Managing Aggressors in the WorkplaceAssociation of Business Training
June 3, 2014 — 3,679 views
Dealing with an aggressive individual at work is a challenge, and employees can feel trapped by the aggressive person. Men or women can be verbally or physically aggressive, such as yelling and banging on a desk. Quite often an aggressor acts out when they get into a conflict, and they try to defend their interests at the expense of others. Two major types of aggressors are the abusive/bully boss and the abusive/bully coworker.
Some people are outwardly aggressive while others tend to be passive aggressive. Both behaviors are destructive, and they can have a very negative effect on the self-esteem of other individuals.
A person with passive aggressive behavior may appear on the surface to be very agreeable and supportive, but they will backstab, sabotage or undercut others behind the scenes.
Another form of aggression is workplace violence.
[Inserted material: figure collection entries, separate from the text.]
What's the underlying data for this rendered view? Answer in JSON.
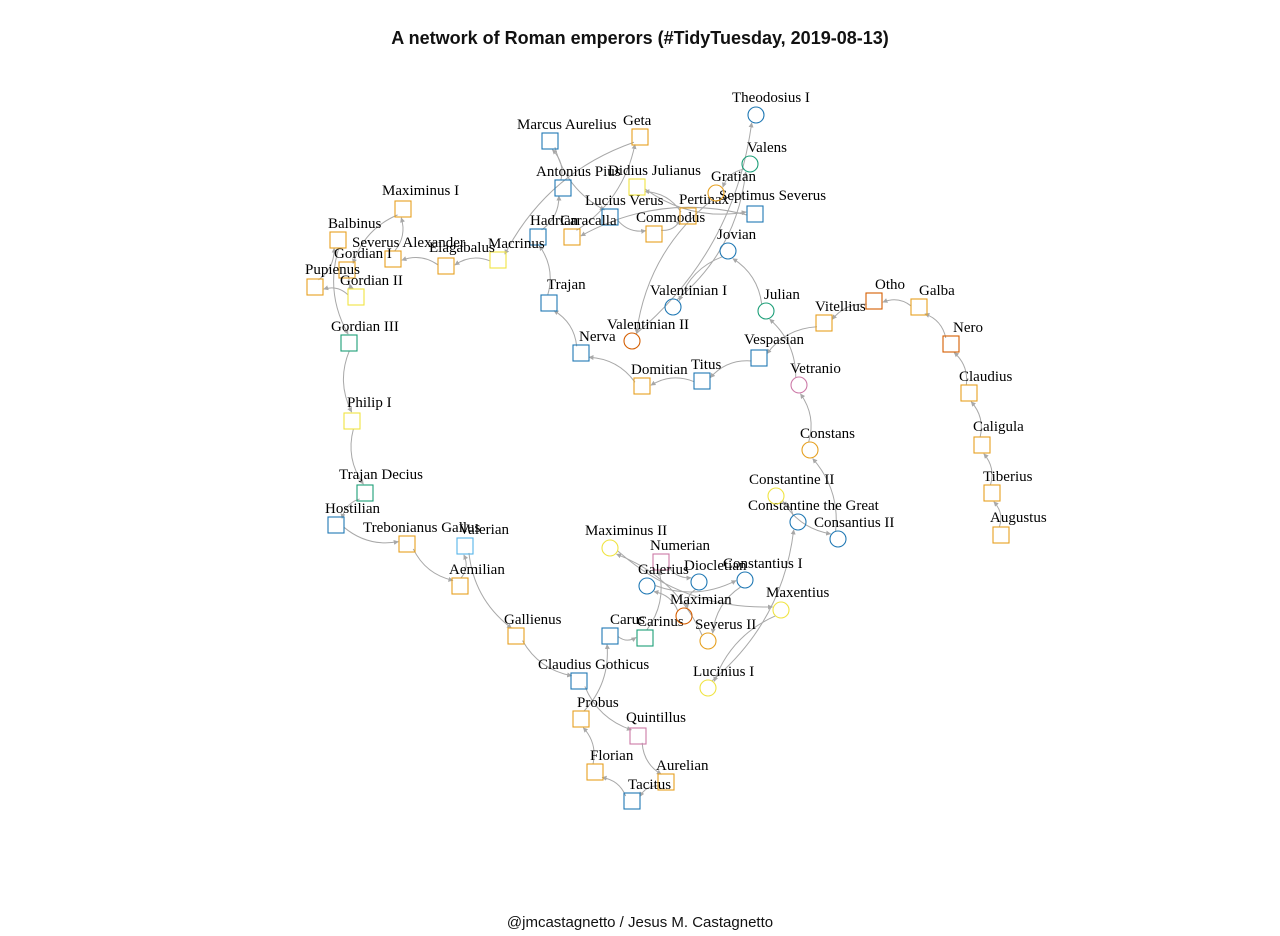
{
  "title": "A network of Roman emperors (#TidyTuesday, 2019-08-13)",
  "caption": "@jmcastagnetto / Jesus M. Castagnetto",
  "colors": {
    "edge": "#a8a8a8",
    "orange": "#e6a020",
    "blue": "#1f78b4",
    "green": "#1b9e77",
    "yellow": "#f0e442",
    "vermillion": "#d55e00",
    "pink": "#cc79a7",
    "skyblue": "#56b4e9"
  },
  "nodes": [
    {
      "id": "Augustus",
      "label": "Augustus",
      "shape": "square",
      "color": "orange"
    },
    {
      "id": "Tiberius",
      "label": "Tiberius",
      "shape": "square",
      "color": "orange"
    },
    {
      "id": "Caligula",
      "label": "Caligula",
      "shape": "square",
      "color": "orange"
    },
    {
      "id": "Claudius",
      "label": "Claudius",
      "shape": "square",
      "color": "orange"
    },
    {
      "id": "Nero",
      "label": "Nero",
      "shape": "square",
      "color": "vermillion"
    },
    {
      "id": "Galba",
      "label": "Galba",
      "shape": "square",
      "color": "orange"
    },
    {
      "id": "Otho",
      "label": "Otho",
      "shape": "square",
      "color": "vermillion"
    },
    {
      "id": "Vitellius",
      "label": "Vitellius",
      "shape": "square",
      "color": "orange"
    },
    {
      "id": "Vespasian",
      "label": "Vespasian",
      "shape": "square",
      "color": "blue"
    },
    {
      "id": "Titus",
      "label": "Titus",
      "shape": "square",
      "color": "blue"
    },
    {
      "id": "Domitian",
      "label": "Domitian",
      "shape": "square",
      "color": "orange"
    },
    {
      "id": "Nerva",
      "label": "Nerva",
      "shape": "square",
      "color": "blue"
    },
    {
      "id": "Trajan",
      "label": "Trajan",
      "shape": "square",
      "color": "blue"
    },
    {
      "id": "Hadrian",
      "label": "Hadrian",
      "shape": "square",
      "color": "blue"
    },
    {
      "id": "Antonius Pius",
      "label": "Antonius Pius",
      "shape": "square",
      "color": "blue"
    },
    {
      "id": "Marcus Aurelius",
      "label": "Marcus Aurelius",
      "shape": "square",
      "color": "blue"
    },
    {
      "id": "Lucius Verus",
      "label": "Lucius Verus",
      "shape": "square",
      "color": "blue"
    },
    {
      "id": "Commodus",
      "label": "Commodus",
      "shape": "square",
      "color": "orange"
    },
    {
      "id": "Pertinax",
      "label": "Pertinax",
      "shape": "square",
      "color": "orange"
    },
    {
      "id": "Didius Julianus",
      "label": "Didius Julianus",
      "shape": "square",
      "color": "yellow"
    },
    {
      "id": "Septimus Severus",
      "label": "Septimus Severus",
      "shape": "square",
      "color": "blue"
    },
    {
      "id": "Caracalla",
      "label": "Caracalla",
      "shape": "square",
      "color": "orange"
    },
    {
      "id": "Geta",
      "label": "Geta",
      "shape": "square",
      "color": "orange"
    },
    {
      "id": "Macrinus",
      "label": "Macrinus",
      "shape": "square",
      "color": "yellow"
    },
    {
      "id": "Elagabalus",
      "label": "Elagabalus",
      "shape": "square",
      "color": "orange"
    },
    {
      "id": "Severus Alexander",
      "label": "Severus Alexander",
      "shape": "square",
      "color": "orange"
    },
    {
      "id": "Maximinus I",
      "label": "Maximinus I",
      "shape": "square",
      "color": "orange"
    },
    {
      "id": "Gordian I",
      "label": "Gordian I",
      "shape": "square",
      "color": "orange"
    },
    {
      "id": "Gordian II",
      "label": "Gordian II",
      "shape": "square",
      "color": "yellow"
    },
    {
      "id": "Pupienus",
      "label": "Pupienus",
      "shape": "square",
      "color": "orange"
    },
    {
      "id": "Balbinus",
      "label": "Balbinus",
      "shape": "square",
      "color": "orange"
    },
    {
      "id": "Gordian III",
      "label": "Gordian III",
      "shape": "square",
      "color": "green"
    },
    {
      "id": "Philip I",
      "label": "Philip I",
      "shape": "square",
      "color": "yellow"
    },
    {
      "id": "Trajan Decius",
      "label": "Trajan Decius",
      "shape": "square",
      "color": "green"
    },
    {
      "id": "Hostilian",
      "label": "Hostilian",
      "shape": "square",
      "color": "blue"
    },
    {
      "id": "Trebonianus Gallus",
      "label": "Trebonianus Gallus",
      "shape": "square",
      "color": "orange"
    },
    {
      "id": "Aemilian",
      "label": "Aemilian",
      "shape": "square",
      "color": "orange"
    },
    {
      "id": "Valerian",
      "label": "Valerian",
      "shape": "square",
      "color": "skyblue"
    },
    {
      "id": "Gallienus",
      "label": "Gallienus",
      "shape": "square",
      "color": "orange"
    },
    {
      "id": "Claudius Gothicus",
      "label": "Claudius Gothicus",
      "shape": "square",
      "color": "blue"
    },
    {
      "id": "Quintillus",
      "label": "Quintillus",
      "shape": "square",
      "color": "pink"
    },
    {
      "id": "Aurelian",
      "label": "Aurelian",
      "shape": "square",
      "color": "orange"
    },
    {
      "id": "Tacitus",
      "label": "Tacitus",
      "shape": "square",
      "color": "blue"
    },
    {
      "id": "Florian",
      "label": "Florian",
      "shape": "square",
      "color": "orange"
    },
    {
      "id": "Probus",
      "label": "Probus",
      "shape": "square",
      "color": "orange"
    },
    {
      "id": "Carus",
      "label": "Carus",
      "shape": "square",
      "color": "blue"
    },
    {
      "id": "Carinus",
      "label": "Carinus",
      "shape": "square",
      "color": "green"
    },
    {
      "id": "Numerian",
      "label": "Numerian",
      "shape": "square",
      "color": "pink"
    },
    {
      "id": "Diocletian",
      "label": "Diocletian",
      "shape": "circle",
      "color": "blue"
    },
    {
      "id": "Maximian",
      "label": "Maximian",
      "shape": "circle",
      "color": "vermillion"
    },
    {
      "id": "Galerius",
      "label": "Galerius",
      "shape": "circle",
      "color": "blue"
    },
    {
      "id": "Constantius I",
      "label": "Constantius I",
      "shape": "circle",
      "color": "blue"
    },
    {
      "id": "Severus II",
      "label": "Severus II",
      "shape": "circle",
      "color": "orange"
    },
    {
      "id": "Maximinus II",
      "label": "Maximinus II",
      "shape": "circle",
      "color": "yellow"
    },
    {
      "id": "Maxentius",
      "label": "Maxentius",
      "shape": "circle",
      "color": "yellow"
    },
    {
      "id": "Lucinius I",
      "label": "Lucinius I",
      "shape": "circle",
      "color": "yellow"
    },
    {
      "id": "Constantine the Great",
      "label": "Constantine the Great",
      "shape": "circle",
      "color": "blue"
    },
    {
      "id": "Constantine II",
      "label": "Constantine II",
      "shape": "circle",
      "color": "yellow"
    },
    {
      "id": "Consantius II",
      "label": "Consantius II",
      "shape": "circle",
      "color": "blue"
    },
    {
      "id": "Constans",
      "label": "Constans",
      "shape": "circle",
      "color": "orange"
    },
    {
      "id": "Vetranio",
      "label": "Vetranio",
      "shape": "circle",
      "color": "pink"
    },
    {
      "id": "Julian",
      "label": "Julian",
      "shape": "circle",
      "color": "green"
    },
    {
      "id": "Jovian",
      "label": "Jovian",
      "shape": "circle",
      "color": "blue"
    },
    {
      "id": "Valentinian I",
      "label": "Valentinian I",
      "shape": "circle",
      "color": "blue"
    },
    {
      "id": "Valens",
      "label": "Valens",
      "shape": "circle",
      "color": "green"
    },
    {
      "id": "Gratian",
      "label": "Gratian",
      "shape": "circle",
      "color": "orange"
    },
    {
      "id": "Valentinian II",
      "label": "Valentinian II",
      "shape": "circle",
      "color": "vermillion"
    },
    {
      "id": "Theodosius I",
      "label": "Theodosius I",
      "shape": "circle",
      "color": "blue"
    }
  ],
  "edges": [
    [
      "Augustus",
      "Tiberius"
    ],
    [
      "Tiberius",
      "Caligula"
    ],
    [
      "Caligula",
      "Claudius"
    ],
    [
      "Claudius",
      "Nero"
    ],
    [
      "Nero",
      "Galba"
    ],
    [
      "Galba",
      "Otho"
    ],
    [
      "Otho",
      "Vitellius"
    ],
    [
      "Vitellius",
      "Vespasian"
    ],
    [
      "Vespasian",
      "Titus"
    ],
    [
      "Titus",
      "Domitian"
    ],
    [
      "Domitian",
      "Nerva"
    ],
    [
      "Nerva",
      "Trajan"
    ],
    [
      "Trajan",
      "Hadrian"
    ],
    [
      "Hadrian",
      "Antonius Pius"
    ],
    [
      "Antonius Pius",
      "Marcus Aurelius"
    ],
    [
      "Marcus Aurelius",
      "Lucius Verus"
    ],
    [
      "Lucius Verus",
      "Commodus"
    ],
    [
      "Commodus",
      "Pertinax"
    ],
    [
      "Pertinax",
      "Didius Julianus"
    ],
    [
      "Didius Julianus",
      "Septimus Severus"
    ],
    [
      "Septimus Severus",
      "Caracalla"
    ],
    [
      "Caracalla",
      "Geta"
    ],
    [
      "Geta",
      "Macrinus"
    ],
    [
      "Macrinus",
      "Elagabalus"
    ],
    [
      "Elagabalus",
      "Severus Alexander"
    ],
    [
      "Severus Alexander",
      "Maximinus I"
    ],
    [
      "Maximinus I",
      "Gordian I"
    ],
    [
      "Gordian I",
      "Gordian II"
    ],
    [
      "Gordian II",
      "Pupienus"
    ],
    [
      "Pupienus",
      "Balbinus"
    ],
    [
      "Balbinus",
      "Gordian III"
    ],
    [
      "Gordian III",
      "Philip I"
    ],
    [
      "Philip I",
      "Trajan Decius"
    ],
    [
      "Trajan Decius",
      "Hostilian"
    ],
    [
      "Hostilian",
      "Trebonianus Gallus"
    ],
    [
      "Trebonianus Gallus",
      "Aemilian"
    ],
    [
      "Aemilian",
      "Valerian"
    ],
    [
      "Valerian",
      "Gallienus"
    ],
    [
      "Gallienus",
      "Claudius Gothicus"
    ],
    [
      "Claudius Gothicus",
      "Quintillus"
    ],
    [
      "Quintillus",
      "Aurelian"
    ],
    [
      "Aurelian",
      "Tacitus"
    ],
    [
      "Tacitus",
      "Florian"
    ],
    [
      "Florian",
      "Probus"
    ],
    [
      "Probus",
      "Carus"
    ],
    [
      "Carus",
      "Carinus"
    ],
    [
      "Carinus",
      "Numerian"
    ],
    [
      "Numerian",
      "Diocletian"
    ],
    [
      "Diocletian",
      "Maximian"
    ],
    [
      "Maximian",
      "Galerius"
    ],
    [
      "Galerius",
      "Constantius I"
    ],
    [
      "Constantius I",
      "Severus II"
    ],
    [
      "Severus II",
      "Maximinus II"
    ],
    [
      "Maximinus II",
      "Maxentius"
    ],
    [
      "Maxentius",
      "Lucinius I"
    ],
    [
      "Lucinius I",
      "Constantine the Great"
    ],
    [
      "Constantine the Great",
      "Constantine II"
    ],
    [
      "Constantine II",
      "Consantius II"
    ],
    [
      "Consantius II",
      "Constans"
    ],
    [
      "Constans",
      "Vetranio"
    ],
    [
      "Vetranio",
      "Julian"
    ],
    [
      "Julian",
      "Jovian"
    ],
    [
      "Jovian",
      "Valentinian I"
    ],
    [
      "Valentinian I",
      "Valens"
    ],
    [
      "Valens",
      "Gratian"
    ],
    [
      "Gratian",
      "Valentinian II"
    ],
    [
      "Valentinian II",
      "Theodosius I"
    ]
  ]
}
The Occupational Safety & Health Administration reports that workplace violence has increased and is a serious issue. Workplace aggression appears in many forms, such as verbal hostility, intentional ostracism, attempts to impede another workers performance, wasted materials or damaged products. Workplace aggression seems to appear due to perceived unfairness, and it may pertain to gender, racism, sexual orientation and cultural groups.
Workplace bullies cause trouble through manipulation. Bullies constantly work to build their power base by building alliances within the company, and they undermine any worker who will not support them.
The Employment Law Alliance completed a poll concerning female bullies in workplaces around the country, and they concluded:
- 45 percent of American workers admit they have experienced workplace abuse
- 40 percent of workplace bullies are women
- 70 percent of the time women bullies pick on other women
When an individual is the target of an aggressor, they often suffer physical problems, which include headaches, high blood pressure, and insomnia, loss of appetite, depression, panic attacks and even PTSD.
If the aggressor is a coworker the employee needs to find a way to bring the situation to the attention of their CEO. While this may feel like a big risk to some people, it is probably a bigger risk to let the abuse continue.
Important tips if you are being bullied at work include:
- Try to stay calm and rational to defuse the situation as bullies take pleasure in emotionally manipulating people.
- Never blame yourself, and do not lose your confidence or think that you are incapable.
- Continue to do your best work, arrive on time and turn work on time.
- Work on building your support network with coworkers that you trust.
- Document everything in writing, and take it home with you each day so you have proof in case you need to go to Human Resources.
- Work to maintain a healthy balanced lifestyle when you are home by working out, eating healthy, and getting a good night's sleep.
- Educate yourself by learning everything you can about aggressive behavior at work, your company's policies on inappropriate behavior and the occupational law regarding aggressive behavior.
Following these guidelines should help to make your workplace more bearable. Having a support group at work is very helpful.